The program, the same during the entire series, was a well-rounded one. It started with Mozart’s Piano Quartet in G minor, the first major work employing the combined voices of violin, viola, cello and piano. The initial statement of the so-called “fate motif” was muscular, announcing a performance whose main trait was clarity, not the probing of inner fragilities. There were magnificent moments such as Kissin playing the melody leading into the Allegro’s development section with all the charisma of a great Chopin interpreter, or the rendering of the audacious harmonies that mark the piano-strings dialogue in the Rondo. At the same time, the sound balance was quite often tipped in favor of the piano’s clarion voice that dominated the elegant, withdrawn strings led by Philip Setzer’s violin.

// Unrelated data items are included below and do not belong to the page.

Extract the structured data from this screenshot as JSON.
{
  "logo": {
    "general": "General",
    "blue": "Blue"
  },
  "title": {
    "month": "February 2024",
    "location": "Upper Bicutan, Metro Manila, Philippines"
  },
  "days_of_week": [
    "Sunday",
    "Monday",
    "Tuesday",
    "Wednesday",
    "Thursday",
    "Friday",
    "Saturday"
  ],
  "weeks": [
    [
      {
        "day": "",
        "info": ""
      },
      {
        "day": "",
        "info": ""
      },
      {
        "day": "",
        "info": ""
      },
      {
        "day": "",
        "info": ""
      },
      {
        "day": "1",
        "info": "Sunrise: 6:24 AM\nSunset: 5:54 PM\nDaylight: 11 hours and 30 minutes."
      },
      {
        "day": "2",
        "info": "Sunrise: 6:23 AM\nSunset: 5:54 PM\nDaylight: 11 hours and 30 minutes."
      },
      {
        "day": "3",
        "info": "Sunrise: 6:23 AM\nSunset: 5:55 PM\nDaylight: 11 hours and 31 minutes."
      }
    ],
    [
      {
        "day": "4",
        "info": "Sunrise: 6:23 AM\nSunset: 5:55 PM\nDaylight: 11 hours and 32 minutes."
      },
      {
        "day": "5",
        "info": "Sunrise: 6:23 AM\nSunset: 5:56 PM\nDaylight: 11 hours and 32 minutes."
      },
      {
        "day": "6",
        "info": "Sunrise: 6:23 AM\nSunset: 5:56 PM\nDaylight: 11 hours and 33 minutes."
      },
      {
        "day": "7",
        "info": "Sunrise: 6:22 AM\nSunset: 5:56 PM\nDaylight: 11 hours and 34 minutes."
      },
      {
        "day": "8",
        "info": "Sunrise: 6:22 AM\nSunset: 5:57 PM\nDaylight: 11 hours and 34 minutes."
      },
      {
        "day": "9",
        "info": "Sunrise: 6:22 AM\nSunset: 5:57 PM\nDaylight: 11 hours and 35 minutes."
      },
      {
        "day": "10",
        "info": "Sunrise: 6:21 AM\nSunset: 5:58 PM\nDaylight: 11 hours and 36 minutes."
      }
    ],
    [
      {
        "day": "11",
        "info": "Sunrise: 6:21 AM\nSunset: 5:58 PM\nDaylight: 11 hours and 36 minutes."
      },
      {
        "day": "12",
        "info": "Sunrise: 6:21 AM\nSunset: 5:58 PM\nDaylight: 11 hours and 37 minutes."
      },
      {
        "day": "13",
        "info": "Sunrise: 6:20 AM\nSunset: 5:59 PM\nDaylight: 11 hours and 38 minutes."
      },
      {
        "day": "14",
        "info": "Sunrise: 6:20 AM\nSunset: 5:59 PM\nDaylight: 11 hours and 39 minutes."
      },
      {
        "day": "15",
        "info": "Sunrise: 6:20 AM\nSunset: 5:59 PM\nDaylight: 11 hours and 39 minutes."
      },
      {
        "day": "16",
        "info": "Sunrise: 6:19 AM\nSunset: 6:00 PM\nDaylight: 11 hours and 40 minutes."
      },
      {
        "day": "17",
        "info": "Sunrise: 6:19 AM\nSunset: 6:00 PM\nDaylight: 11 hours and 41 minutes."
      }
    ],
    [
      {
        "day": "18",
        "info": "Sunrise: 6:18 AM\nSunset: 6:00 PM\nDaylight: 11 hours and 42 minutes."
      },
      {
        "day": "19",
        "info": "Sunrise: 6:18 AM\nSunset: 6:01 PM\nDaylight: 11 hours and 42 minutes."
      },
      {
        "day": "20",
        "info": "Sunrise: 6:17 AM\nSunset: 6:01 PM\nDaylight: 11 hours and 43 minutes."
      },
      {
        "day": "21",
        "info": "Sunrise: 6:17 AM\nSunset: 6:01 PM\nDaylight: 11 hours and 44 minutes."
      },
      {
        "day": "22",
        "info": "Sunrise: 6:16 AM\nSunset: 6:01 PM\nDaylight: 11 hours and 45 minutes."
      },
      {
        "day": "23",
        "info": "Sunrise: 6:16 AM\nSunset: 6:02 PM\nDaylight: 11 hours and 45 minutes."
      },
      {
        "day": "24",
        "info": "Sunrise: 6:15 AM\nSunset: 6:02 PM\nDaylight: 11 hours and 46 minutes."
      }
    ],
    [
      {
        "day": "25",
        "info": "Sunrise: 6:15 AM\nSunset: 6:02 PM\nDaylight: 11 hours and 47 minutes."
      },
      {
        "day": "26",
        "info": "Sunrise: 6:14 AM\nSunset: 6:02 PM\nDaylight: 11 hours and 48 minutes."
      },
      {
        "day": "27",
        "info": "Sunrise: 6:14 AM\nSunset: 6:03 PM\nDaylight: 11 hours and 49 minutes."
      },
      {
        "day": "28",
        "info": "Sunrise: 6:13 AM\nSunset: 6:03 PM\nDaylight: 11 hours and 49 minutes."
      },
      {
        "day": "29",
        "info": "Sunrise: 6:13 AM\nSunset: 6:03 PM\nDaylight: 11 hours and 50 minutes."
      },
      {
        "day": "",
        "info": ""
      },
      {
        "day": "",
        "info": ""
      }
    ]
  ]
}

Eugene Drucker, the other founding member of the Emerson Quartet, was the violinist in Fauré’s Piano Quartet no. 1. Listening to this interpretation, it was difficult to understand why Marcel Proust claimed to be “intoxicated by” his friend’s music. It was a clean, straight reading mostly lacking mystery. Different sounds blended well in this rendition of a music on the cusp between late Romantic, Brahmsian sonorities and more modern, dissonant ones. The piano playing in the Scherzo had an appropriate, feathery touch. Cellist Paul Watkins beautifully presented the upward swelling melody at the beginning of the Adagio, but the dark, desperate mood of the music (said to be inspired by the composer’s unfulfilled love for Marianne Viardot) was not sufficiently underlined. The sonata-form Finale, rewritten in 1883, is full of renewed energy. Violist Lawrence Dutton, who played splendidly throughout the evening, deserves a special mention for his introduction of the movement’s second theme: a soaring, full-of-confidence melody.

As the best-known work of the evening, Dvořák’s Piano Quintet no. 2 was the most enthusiastically received by the Carnegie Hall public. Having two violins in the mix (Philip Setzer played the first) did marvels for the overall sound balance. From the opening cello melody to the scholarly fugue in the Finale, it was a splendid version, capturing the score’s overt Romanticism. The frequent mood shifts characterizing the famous “Dumka” were exquisitely rendered. The folklore-inspired melodies permeating this music were perfectly integrated into a balanced whole.

As an encore, Kissin and the Emersons played the Scherzo from Shostakovich’s Piano Quintet in G minor, Op.57. Sonorities were big, and the music’s satirical character was evident. One could argue that it was the evening’s top moment, wetting the listeners’ appetite for a complete rendition of this 20th-century masterpiece. Hopefully, this is a partnership that will continue and deepen in the coming years.